Member of Parliament for Trinity
- In office March 1958 – October 1958
- Preceded by: Stanley Haidasz
- Succeeded by: Paul Hellyer

Personal details
- Born: 25 December 1899 Manitoulin Island, Ontario, Canada
- Died: 5 October 1958 (aged 58) Toronto, Ontario, Canada
- Party: Progressive Conservative
- Spouse: Elsie Fausett
- Profession: Fuel dealer

= Edward Lockyer =

Canadian politician (1899–1958)

Edward Russell Lockyer (25 December 1899 – 5 October 1958) was a Canadian businessman and politician. Lockyer served as a Progressive Conservative party member of the House of Commons of Canada.

== Life and career ==
Lockyer was born in rural Manitoulin Island, Ontario.

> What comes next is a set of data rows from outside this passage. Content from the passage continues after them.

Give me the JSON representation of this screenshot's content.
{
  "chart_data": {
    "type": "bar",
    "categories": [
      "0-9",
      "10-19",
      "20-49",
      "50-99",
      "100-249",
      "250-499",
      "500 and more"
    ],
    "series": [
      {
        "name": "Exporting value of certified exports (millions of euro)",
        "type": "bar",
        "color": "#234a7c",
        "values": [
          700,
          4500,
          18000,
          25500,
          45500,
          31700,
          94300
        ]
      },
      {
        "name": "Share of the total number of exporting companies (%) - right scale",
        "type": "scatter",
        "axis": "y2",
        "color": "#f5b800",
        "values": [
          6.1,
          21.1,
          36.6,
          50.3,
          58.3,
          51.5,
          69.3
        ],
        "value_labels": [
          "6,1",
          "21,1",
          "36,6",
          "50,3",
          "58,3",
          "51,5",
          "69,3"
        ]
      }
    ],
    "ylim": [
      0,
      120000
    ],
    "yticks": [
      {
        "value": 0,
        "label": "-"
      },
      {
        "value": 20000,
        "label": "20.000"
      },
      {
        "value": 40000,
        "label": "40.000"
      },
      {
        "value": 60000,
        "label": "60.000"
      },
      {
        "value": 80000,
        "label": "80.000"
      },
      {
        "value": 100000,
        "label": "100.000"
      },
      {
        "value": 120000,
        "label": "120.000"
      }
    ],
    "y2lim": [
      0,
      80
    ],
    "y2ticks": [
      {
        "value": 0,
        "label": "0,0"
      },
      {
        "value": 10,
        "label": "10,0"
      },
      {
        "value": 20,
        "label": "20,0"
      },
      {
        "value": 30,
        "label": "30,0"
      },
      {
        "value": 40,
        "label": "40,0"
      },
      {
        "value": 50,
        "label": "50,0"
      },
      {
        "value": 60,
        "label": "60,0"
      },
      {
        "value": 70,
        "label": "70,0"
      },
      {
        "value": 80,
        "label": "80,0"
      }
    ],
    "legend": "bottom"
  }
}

In 1918, he moved to Toronto and entered the clothing business, but switched industries by 1929, creating a fuel company. He eventually became president of Northern Fuel and Automatic Heating Ltd.

He also joined the Bedford Masonic Lodge.

Lockyer was elected at the Trinity riding in the March 1958 general election and served for only several months in the 24th Canadian Parliament before he died in Toronto in October 1958, having been stricken with heart disease while viewing a telecast of the fourth game of the 1958 World Series.